= Joseph Reinagle =

Music composer and cellist

Joseph Reinagle (1762 – 12 November 1825) was a music composer and popular cellist of the 18th century.

He was a contemporary of Joseph Haydn, with whom he performed as principal cello. He also wrote a guide to playing the cello.

==Biography==
Joseph Reinagle, the son of a German musician resident in England, was born in Portsmouth in 1762. He was the brother of Alexander Reinagle. He was at first intended for the navy, but became apprentice to a jeweller in Edinburgh. Then, adopting music as a profession, he studied the French horn and trumpet with his father, and soon appeared in public as a player of those instruments. Acting on medical advice, he abandoned the wind instruments, and studied the violoncello under Schetky (who married his sister), and the violin under Aragoni.

He succeeded so well that he was appointed leader of the Edinburgh Theatre band. After appearing as a cellist in London, he went in 1784 to Dublin, where he remained for two years. Returning to London, he took a prominent position in the chief orchestras, and was principal cello at the Salomon concerts under Haydn, who showed him much kindness. Engaged to play at the Oxford concerts, he was so well received that he settled in the city and died there in November 1825, aged 62 or 63.

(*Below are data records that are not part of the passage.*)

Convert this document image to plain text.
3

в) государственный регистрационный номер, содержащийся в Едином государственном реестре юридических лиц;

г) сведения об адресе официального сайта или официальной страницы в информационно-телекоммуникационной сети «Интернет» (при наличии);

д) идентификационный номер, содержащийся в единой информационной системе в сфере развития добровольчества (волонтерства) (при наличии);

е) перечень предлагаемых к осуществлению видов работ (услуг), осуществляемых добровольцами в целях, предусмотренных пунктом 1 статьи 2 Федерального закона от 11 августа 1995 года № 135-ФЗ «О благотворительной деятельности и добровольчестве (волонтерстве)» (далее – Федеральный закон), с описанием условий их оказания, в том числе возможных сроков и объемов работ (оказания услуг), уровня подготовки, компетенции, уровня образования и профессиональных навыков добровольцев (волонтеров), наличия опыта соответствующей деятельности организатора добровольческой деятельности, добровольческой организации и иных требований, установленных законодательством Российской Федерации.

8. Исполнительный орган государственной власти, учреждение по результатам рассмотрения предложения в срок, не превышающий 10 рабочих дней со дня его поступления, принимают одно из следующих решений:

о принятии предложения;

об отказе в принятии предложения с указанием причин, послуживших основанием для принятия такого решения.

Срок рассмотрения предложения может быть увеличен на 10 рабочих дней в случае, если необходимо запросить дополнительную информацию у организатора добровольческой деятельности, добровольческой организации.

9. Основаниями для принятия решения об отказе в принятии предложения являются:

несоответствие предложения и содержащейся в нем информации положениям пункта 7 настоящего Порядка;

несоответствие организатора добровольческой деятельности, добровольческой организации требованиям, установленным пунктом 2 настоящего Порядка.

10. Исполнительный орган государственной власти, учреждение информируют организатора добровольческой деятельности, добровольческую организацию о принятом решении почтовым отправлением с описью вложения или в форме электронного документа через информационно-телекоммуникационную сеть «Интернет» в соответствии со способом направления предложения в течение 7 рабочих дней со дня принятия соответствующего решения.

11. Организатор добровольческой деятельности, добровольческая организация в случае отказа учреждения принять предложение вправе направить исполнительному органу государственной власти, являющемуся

Reinagle was a very able violoncellist, and enjoyed a wide popularity. Nathaniel Gow was one of his Edinburgh pupils. He composed a good deal of music for violin, violoncello, and pianoforte, and wrote a Concise Introduction to the Art of playing the Violoncello (London, 1830), which went through four editions.

A son, Alexander Robert Reinagle, musician, born at Brighton on 11 August 1799, was from 1823 to 1853 organist of St. Peter's-in-the-East, Oxford, and died at Kidlington, Oxfordshire, where he was buried on 6 April 1877. He published Psalm Tunes for the Voice and Pianoforte (circa 1830), in which appears the tune 'St. Peter,' widely used, and included in most church collections of the late nineteenth century.